Pan’s experience studying at a private Ivy League university has left her with questions about race, class, equity and access to educational opportunities; many of the same themes that have been raised in the anti-racism protests taking place across the globe.
With her educational leave coming to an end, Pan will soon return to the Canadian Foreign Service. Her next assignment will take her to Ottawa. Working in international trade relations in the nation’s capital will give Pan a front-row seat on Canada-U.S. bilateral relations.
“It’s a complex relationship for sure, but it’s also one of our country’s most important bilateral relationships,” says Pan.

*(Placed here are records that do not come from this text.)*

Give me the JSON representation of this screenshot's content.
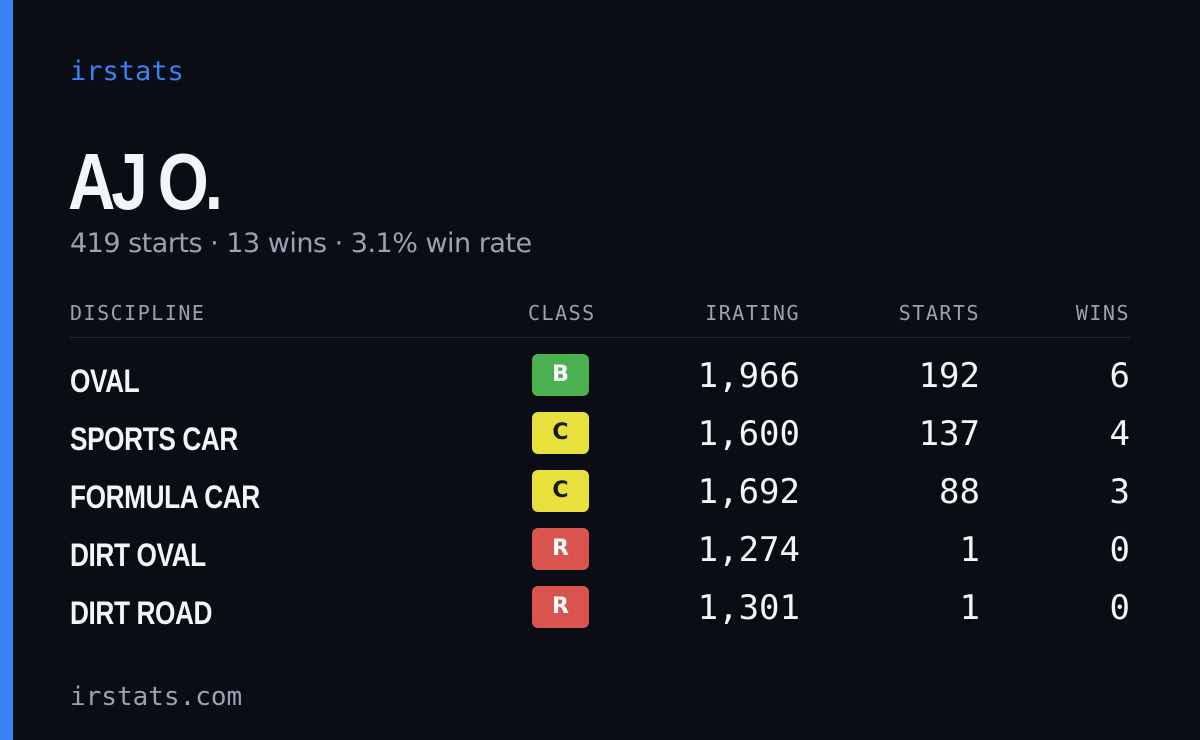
{
  "brand": "irstats",
  "driver": {
    "name": "AJ O.",
    "summary": "419 starts · 13 wins · 3.1% win rate"
  },
  "table": {
    "headers": [
      "DISCIPLINE",
      "CLASS",
      "IRATING",
      "STARTS",
      "WINS"
    ],
    "rows": [
      {
        "discipline": "OVAL",
        "class": "B",
        "class_color": "#4caf50",
        "irating": "1,966",
        "starts": "192",
        "wins": "6"
      },
      {
        "discipline": "SPORTS CAR",
        "class": "C",
        "class_color": "#e8e03c",
        "irating": "1,600",
        "starts": "137",
        "wins": "4"
      },
      {
        "discipline": "FORMULA CAR",
        "class": "C",
        "class_color": "#e8e03c",
        "irating": "1,692",
        "starts": "88",
        "wins": "3"
      },
      {
        "discipline": "DIRT OVAL",
        "class": "R",
        "class_color": "#d9534f",
        "irating": "1,274",
        "starts": "1",
        "wins": "0"
      },
      {
        "discipline": "DIRT ROAD",
        "class": "R",
        "class_color": "#d9534f",
        "irating": "1,301",
        "starts": "1",
        "wins": "0"
      }
    ]
  },
  "footer": "irstats.com"
}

With her prior work experience as a trade commissioner combined with her master’s degree in public policy and cultural insights gained from living and studying at one of America’s most prestigious universities, Pan brings an impressive skillset to her role as representative of Canada’s foreign interests.
Where she takes her COVID cookie project next remains to be seen, but her works to date are safely stored away in Tupperware containers. The collection is also on display on social media, serving as a contemporary example of the role public art plays in educating and engaging citizens in the social issues of our time.